March 30, 2009
His Excellency Nursultan Nazarbayev
President of Kazakhstan
Ak-Orda Presidential Residence
Via facsimile: +7 7172 74 56 31
Dear President Nazarbayev,
As an independent, nonpartisan organization defending press freedom worldwide, the Committee to Protect Journalists would like to draw your attention to your government’s selective and politically motivated use of civil libel lawsuits against critical journalists and their publications. In a trend that fosters self-censorship, intolerant public officials target critical news outlets with defamation lawsuits that result in crippling fines.
According to the Almaty-based press freedom group Adil Soz, which monitors attacks on the press in Kazakhstan, last year alone at least six independent outlets and their staffers faced more than 60 such defamation lawsuits. At least 18 government officials were among the plaintiffs in these cases; they sought cumulative damages of 471.8 million Kazakh tenge (about US$3.1 million) from the outlets, according to Adil Soz’s data.
Despite protests by local and international press freedom groups, your government has continued to seek and extract exorbitant damages as a means to censor critical reporting and commentary.
One recent case requires your immediate attention. The independent Almaty weekly Taszhargan has appealed the verdict in a defamation case brought by Member of Parliament Romin Madinov against the paper and its reporter, Almas Kusherbayev. The millions in damages that have been awarded in that case–exorbitant by Kazakh standards–would effectively result in Taszhargan‘s shutdown, Rozlana Taukina, director of the Almaty-based Journalists in Danger Foundation, told CPJ.

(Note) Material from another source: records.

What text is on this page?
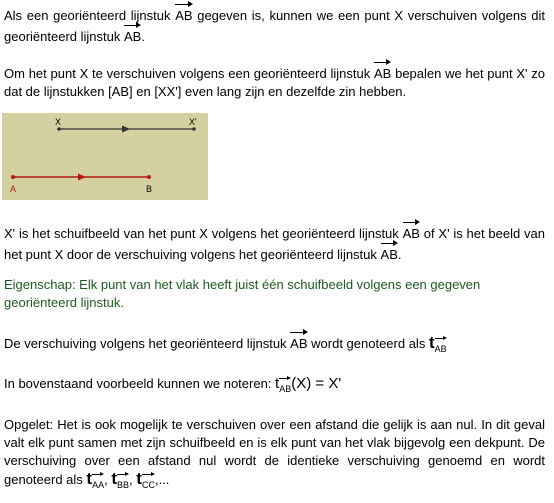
Als een georiënteerd lijnstuk AB gegeven is, kunnen we een punt X verschuiven volgens dit georiënteerd lijnstuk AB.

Om het punt X te verschuiven volgens een georiënteerd lijnstuk AB bepalen we het punt X' zo dat de lijnstukken [AB] en [XX'] even lang zijn en dezelfde zin hebben.

X	X'
A	B

X' is het schuifbeeld van het punt X volgens het georiënteerd lijnstuk AB of X' is het beeld van het punt X door de verschuiving volgens het georiënteerd lijnstuk AB.

Eigenschap: Elk punt van het vlak heeft juist één schuifbeeld volgens een gegeven georiënteerd lijnstuk.

De verschuiving volgens het georiënteerd lijnstuk AB wordt genoteerd als $t_{AB}$

In bovenstaand voorbeeld kunnen we noteren: $t_{AB}(X) = X'$

Opgelet: Het is ook mogelijk te verschuiven over een afstand die gelijk is aan nul. In dit geval valt elk punt samen met zijn schuifbeeld en is elk punt van het vlak bijgevolg een dekpunt. De verschuiving over een afstand nul wordt de identieke verschuiving genoemd en wordt genoteerd als $t_{AA}$, $t_{BB}$, $t_{CC}$,...
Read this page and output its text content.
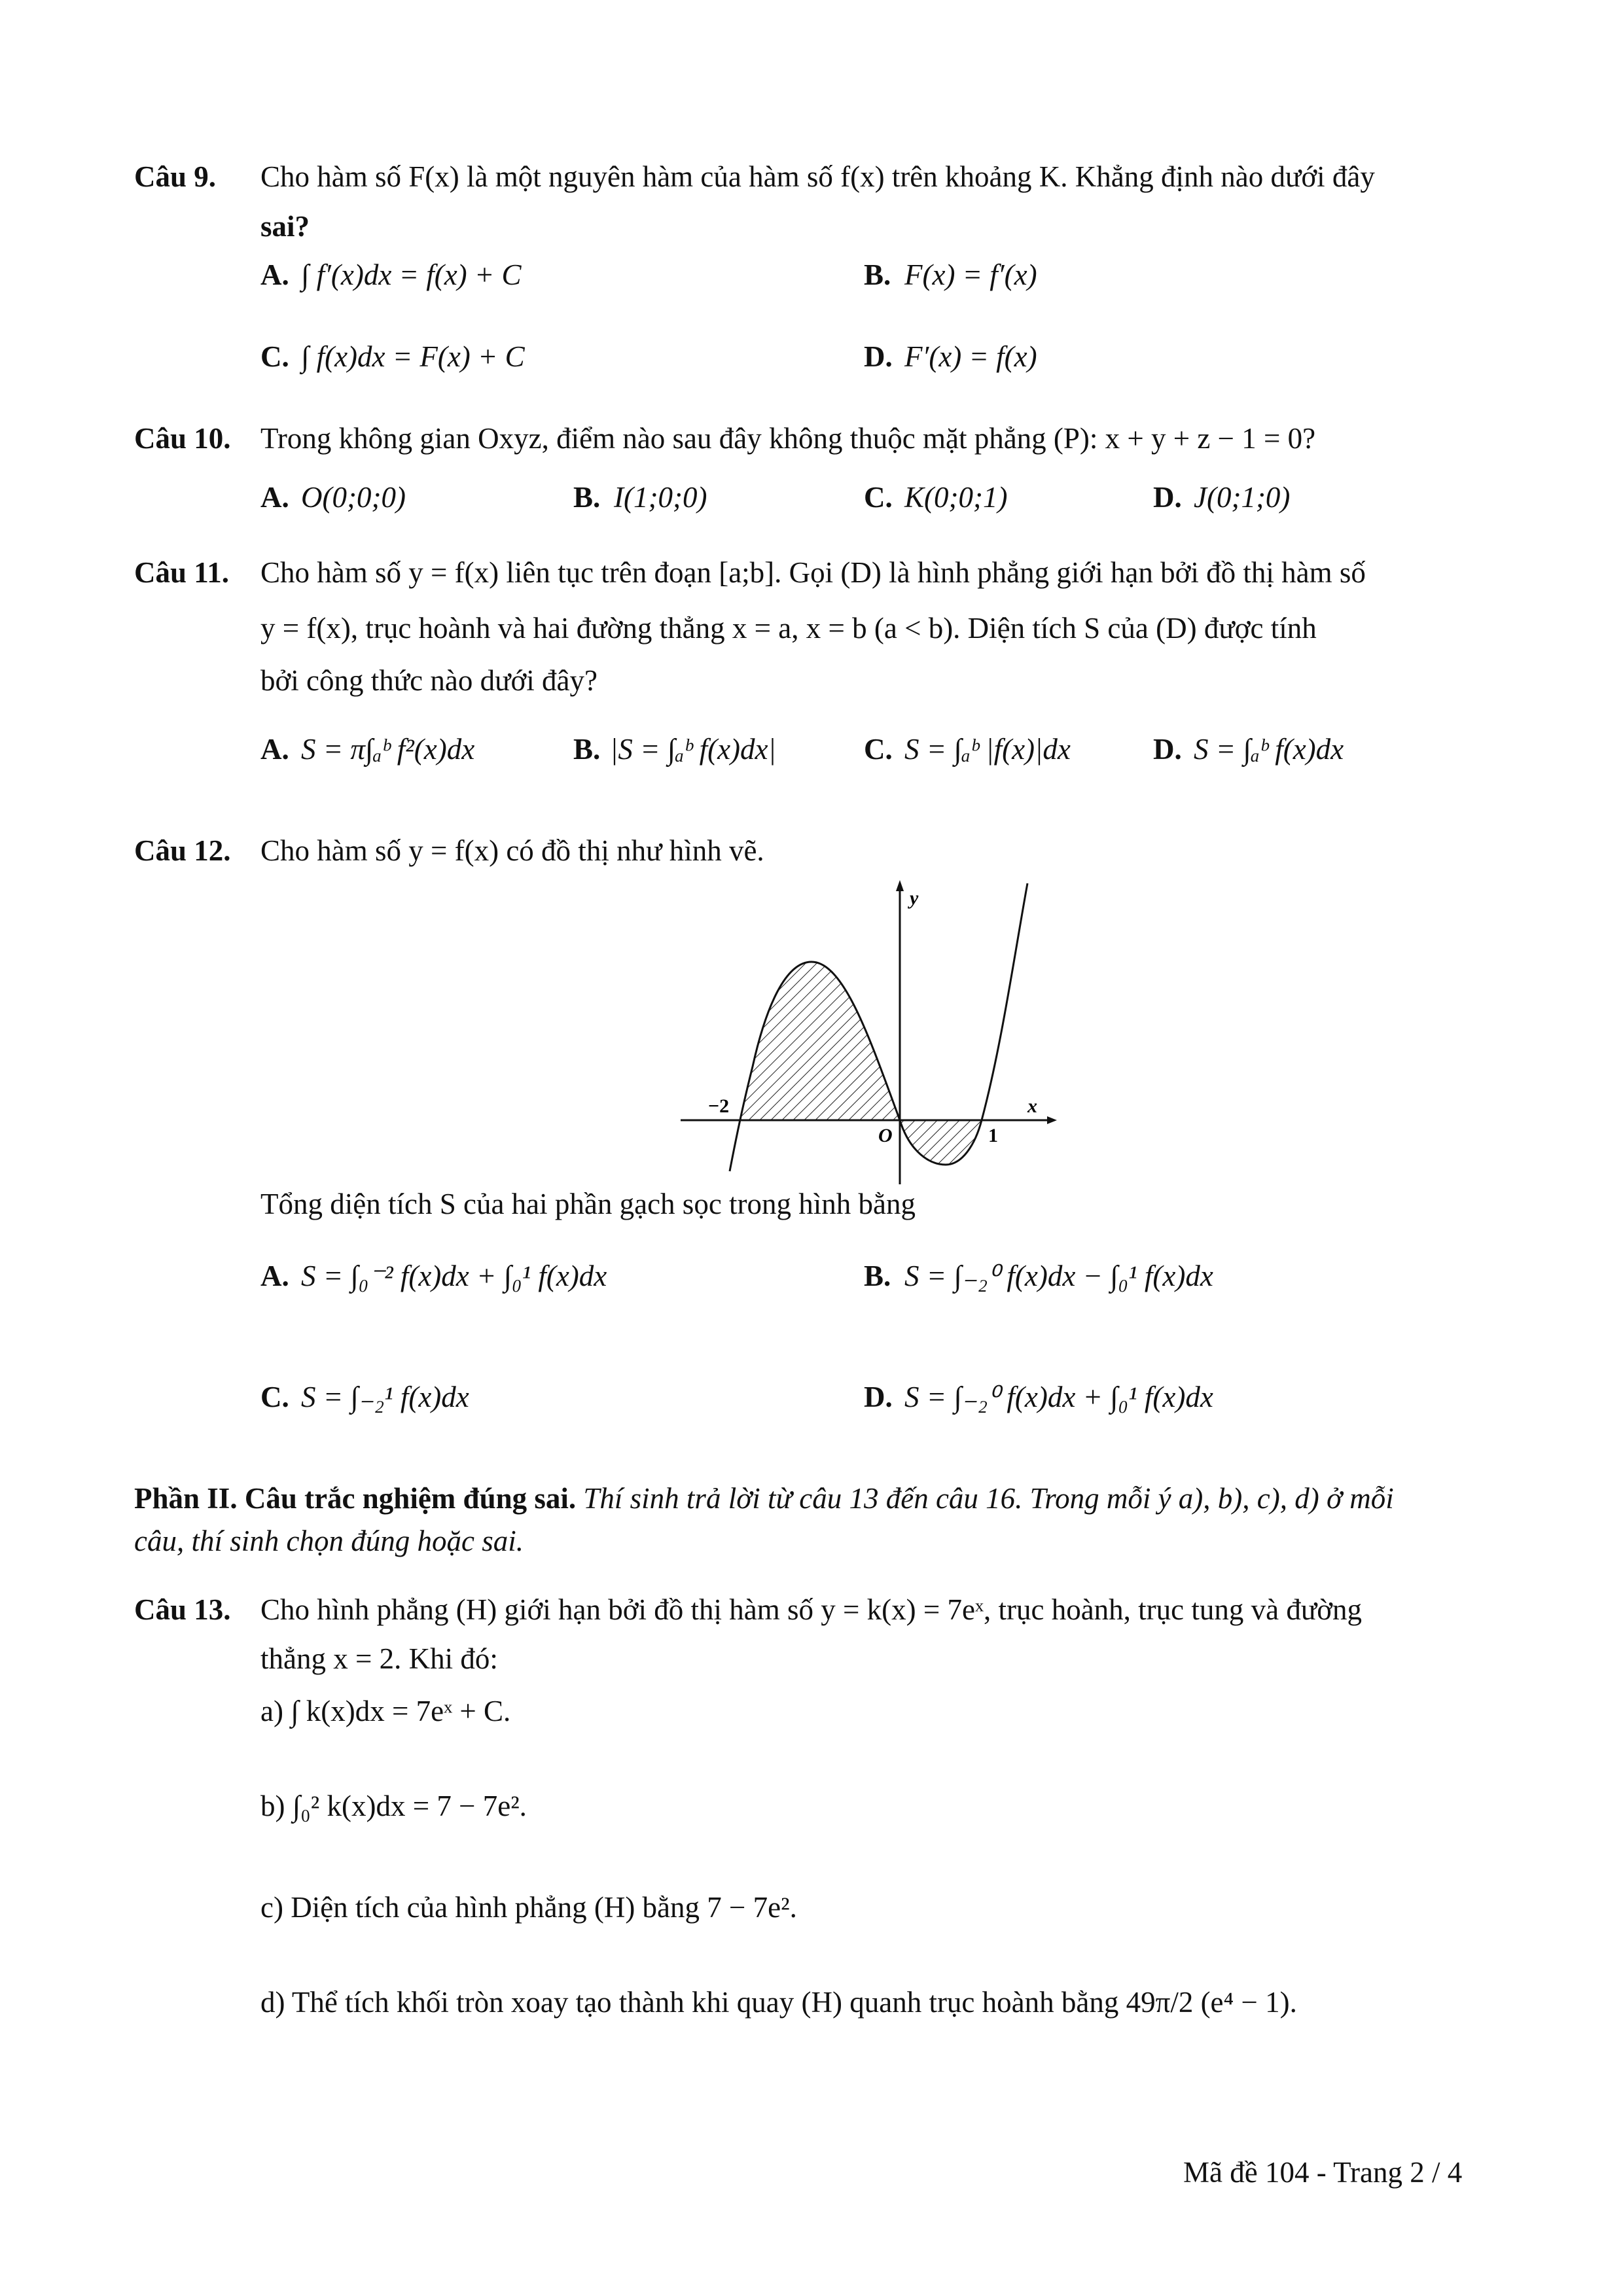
Câu 9. Cho hàm số F(x) là một nguyên hàm của hàm số f(x) trên khoảng K. Khẳng định nào dưới đây
sai?
A. ∫ f′(x)dx = f(x) + C	B. F(x) = f′(x)
C. ∫ f(x)dx = F(x) + C	D. F′(x) = f(x)
Câu 10. Trong không gian Oxyz, điểm nào sau đây không thuộc mặt phẳng (P): x + y + z − 1 = 0?
A. O(0;0;0)	B. I(1;0;0)	C. K(0;0;1)	D. J(0;1;0)
Câu 11. Cho hàm số y = f(x) liên tục trên đoạn [a;b]. Gọi (D) là hình phẳng giới hạn bởi đồ thị hàm số
y = f(x), trục hoành và hai đường thẳng x = a, x = b (a < b). Diện tích S của (D) được tính
bởi công thức nào dưới đây?
A. S = π∫ₐᵇ f²(x)dx	B. |S = ∫ₐᵇ f(x)dx|	C. S = ∫ₐᵇ |f(x)|dx	D. S = ∫ₐᵇ f(x)dx
Câu 12. Cho hàm số y = f(x) có đồ thị như hình vẽ.
y
x
O
−2
1
Tổng diện tích S của hai phần gạch sọc trong hình bằng
A. S = ∫₀⁻² f(x)dx + ∫₀¹ f(x)dx	B. S = ∫₋₂⁰ f(x)dx − ∫₀¹ f(x)dx
C. S = ∫₋₂¹ f(x)dx	D. S = ∫₋₂⁰ f(x)dx + ∫₀¹ f(x)dx
Phần II. Câu trắc nghiệm đúng sai. Thí sinh trả lời từ câu 13 đến câu 16. Trong mỗi ý a), b), c), d) ở mỗi
câu, thí sinh chọn đúng hoặc sai.
Câu 13. Cho hình phẳng (H) giới hạn bởi đồ thị hàm số y = k(x) = 7eˣ, trục hoành, trục tung và đường
thẳng x = 2. Khi đó:
a) ∫ k(x)dx = 7eˣ + C.
b) ∫₀² k(x)dx = 7 − 7e².
c) Diện tích của hình phẳng (H) bằng 7 − 7e².
d) Thể tích khối tròn xoay tạo thành khi quay (H) quanh trục hoành bằng 49π/2 (e⁴ − 1).
Mã đề 104 - Trang 2 / 4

Madinov’s original claim–filed against Taszhargan‘s ownership and Kusherbayev–sought 300 million Kazakh tenge (US$2,000,000). It also called for the seizure of the defendants’ property and financial assets as guarantee that the damages would be covered. The lawsuit stemmed from an April 2008 article that alleged that Madinov’s business interests benefited from his legislative work. In Madinov’s claim, obtained by CPJ, the legislator said that Kusherbayev’s article brought him “considerable moral damage” and that, as a result of the publication, he sustained “distress, discomfort, exasperation, melancholy, anger, and humiliation in the eyes of his voters and colleagues in the Parliament of Kazakhstan.”
In January, a district court in Almaty found in favor of Madinov and awarded him 3 million Kazakh tenge (about US$20,000) in moral damages. The next month, however, an appellate court in Almaty increased the damages against the paper and its reporter tenfold, to 30 million Kazakh tenge (about US$200,000). The ruling, which CPJ obtained, said that “the lower court failed to acknowledge the heaviness of the moral and physical damage.”
Taszhargan is awaiting a ruling in a supervisory appeal now before the Almaty City Court. If the millions in damages are upheld, however, the paper will be unable to pay them and will have to cease publishing. For comparison, the average monthly salary in Kazakhstan is 61,378 Kazakh tenge (about US$400), according to Kazakh official data.
The Committee to Protect Journalists is extremely concerned about your government’s use of civil libel laws to extract highly disproportionate damages. As the most frequent defendants in such lawsuits happen to be critical and pro-opposition newspapers and their staffers, those claims appear to be politically motivated and designed to close critical outlets. Taszhargan‘s case is one in a series in which state officials have tried to muzzle critics with excessive damages. Here are some additional examples, as documented by Adil Soz:
In February 2008, a Ministry of Sports official filed a defamation lawsuit against the regional newspaper Uralskaya Nedelya, seeking 121 million Kazakh tenge (about US$800,000) in damages. In September 2008, Almaty city police officers demanded 50 million tenge (about US$330,000) from Taszhargan for alleged defamation. In December 2008, the state energy company in capital city of Astana sought 10 million tenge (about US$66,000) in damages from the independent newspaper Svoboda Slova (Freedom of Speech).
We urge you to use the resources of your high office to stem the practice of seeking excessively high damages to limit press freedom, and we ask you to declare your support for the independent press, including outlets critical of your government. Your support for independent journalism will also encourage tolerance in your government for criticism by the press. In the case of Taszhargan, in particular, we ask you to urge Member of Parliament Romin Madinov to drop his crippling lawsuit against the paper. The need for these actions is particularly pressing in the run-up to Kazakhstan’s 2010 chairmanship of the Organization for Security and Co-Operation in Europe.
Thank you for your attention to this urgent matter. We await your response.